For a moment he didn't say anything and she thought that maybe that she'd blown it, and he was just going to go anyway. A stab of panic ran through her at the thought, causing her to curl her fingers around his wrist and hold on, but not too tightly. She held him carefully because she could feel how fragile he was, and not just on the outside. What she'd seen in his eyes was a pale reflection of what he must be feeling inside. Just the tip of the iceberg, the bit he didn't have enough energy to hide.

But it felt as if he'd been strong, once upon a time, and that was a good sign.

"Please stay. I'd like you to."

She let him go and waited for his answer.

"I thought…" he began.

"Yes, so did I," she said. "But I really would like you to stay."

"Your mum beat you up, did she?"

"Yes, but the decision was always going to be mine."

"So, you're feeling sorry for me?"

"Obviously not as much as you are." She sat back, challenging him. "You are up to this, aren't you?"

"Bloody right, I'm up to this."

She relaxed inside. That had been a gamble, but he'd risen to the bait. What he needed was respect, not pity. Someone to make him realise that he was an okay person, rather than a sad one. He wasn't a blind man walking in the dark, and she didn't intend to treat him like one.

"Good, because you're gonna have to run fast to keep up with me."

"No problem, pet. I'll be there."

"I'm glad," she said, smiling for herself now. Because he looked different already and she'd done that. It was a good feeling.

Joyce joined them then, passing beers all round and cheerfully telling William he shouldn't smoke so much. He just as cheerfully stubbed the cigarette out and told her he wouldn't.

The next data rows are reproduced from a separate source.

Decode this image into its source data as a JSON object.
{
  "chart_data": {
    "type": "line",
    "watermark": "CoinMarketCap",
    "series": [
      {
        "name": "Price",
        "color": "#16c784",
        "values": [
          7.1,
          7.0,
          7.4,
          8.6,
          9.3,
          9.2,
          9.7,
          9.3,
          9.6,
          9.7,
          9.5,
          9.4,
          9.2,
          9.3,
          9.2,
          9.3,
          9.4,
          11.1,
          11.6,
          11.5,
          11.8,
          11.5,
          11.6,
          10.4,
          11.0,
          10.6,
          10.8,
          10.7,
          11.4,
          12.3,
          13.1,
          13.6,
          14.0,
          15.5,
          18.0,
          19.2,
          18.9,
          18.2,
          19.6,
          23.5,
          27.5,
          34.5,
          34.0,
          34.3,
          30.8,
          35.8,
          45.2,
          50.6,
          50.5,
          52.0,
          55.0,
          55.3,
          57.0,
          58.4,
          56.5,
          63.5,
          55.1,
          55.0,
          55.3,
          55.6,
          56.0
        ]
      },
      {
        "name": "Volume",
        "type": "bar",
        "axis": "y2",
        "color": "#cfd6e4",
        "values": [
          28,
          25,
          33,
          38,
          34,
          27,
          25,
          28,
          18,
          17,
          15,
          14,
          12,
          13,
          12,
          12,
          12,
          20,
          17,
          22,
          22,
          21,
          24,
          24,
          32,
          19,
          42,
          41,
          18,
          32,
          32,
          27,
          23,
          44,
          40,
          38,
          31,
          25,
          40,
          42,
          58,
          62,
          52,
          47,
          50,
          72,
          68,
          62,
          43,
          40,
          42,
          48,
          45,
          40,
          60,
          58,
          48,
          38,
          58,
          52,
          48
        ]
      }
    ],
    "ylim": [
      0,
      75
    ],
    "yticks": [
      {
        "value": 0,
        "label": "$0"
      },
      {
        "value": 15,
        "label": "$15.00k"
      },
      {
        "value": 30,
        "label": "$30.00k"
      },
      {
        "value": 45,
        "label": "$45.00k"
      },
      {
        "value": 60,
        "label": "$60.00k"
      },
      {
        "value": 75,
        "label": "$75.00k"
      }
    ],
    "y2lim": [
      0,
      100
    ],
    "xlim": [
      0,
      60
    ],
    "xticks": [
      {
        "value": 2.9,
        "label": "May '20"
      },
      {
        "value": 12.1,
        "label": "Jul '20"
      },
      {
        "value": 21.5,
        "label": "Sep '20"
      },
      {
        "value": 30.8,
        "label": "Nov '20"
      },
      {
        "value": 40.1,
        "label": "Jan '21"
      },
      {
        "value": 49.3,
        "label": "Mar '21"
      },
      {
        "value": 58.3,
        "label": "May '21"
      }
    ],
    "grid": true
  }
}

Small things, that mean so much. As they fell into a conversation about the merits of soccer versus American Football Buffy studied him and thought that perhaps she'd invite Willow and Tara over to meet him. Perhaps they'd be able to give her a better insight into what she was dealing with.

The way he'd risen to her challenge had heartened her. There was some fighting spirit left inside that rather pathetic exterior that he presented to the world. It wasn't that he was unattractive. She could believe that before this had all happened he'd been quite the charmer, and he had a most unusual face. Sharp angles, soft lips, light brown hair that looked just this side of untamed. No sign of the glasses, yet.

And he was way too thin, but she knew how irritating it was to have that thrown at you all the time.

"Ice cream," she announced as Joyce started to clear away the dishes. "I feel like something fattening, who's coming for an ice-cream?"

"No thanks sweetie," said Joyce. "It's just me, the swing chair and a good book this afternoon."

"Okay, William?" Buffy held out her hand. "You up for a Hogey's special?"

"What the hell's a Hogey's special?" he said pushing back his chair and standing up.

"It's a challenge," she said, laughing as she turned for the house. "I'll just get my purse, then I'm going to show you the biggest ice-cream that ever walked the earth. You'll never finish it."

"Wanna bet?"

"It's a sure one," she said, smirking at him and going inside for some cash. She met Joyce in the kitchen.

"That was a stroke of genius, Buffy. Take the money out of the jar, my treat."

"Mom, we're not a pair of teenagers. I think I can run to a couple of Hogey specials." She sighed. "But I'm going to get enormously fat doing this. You could have warned me that this would involve me turning into a blimp."

"He's not going to eat it alone though, is he?"

"I suppose not." Buffy pulled out a ten dollar note from the jar on the kitchen counter. "Can't even remember how much they cost. Okay, see you later, mom. Blimp-Buffy here we come."

"Come on William," she called as she went back onto the veranda. "Let's go put on weight."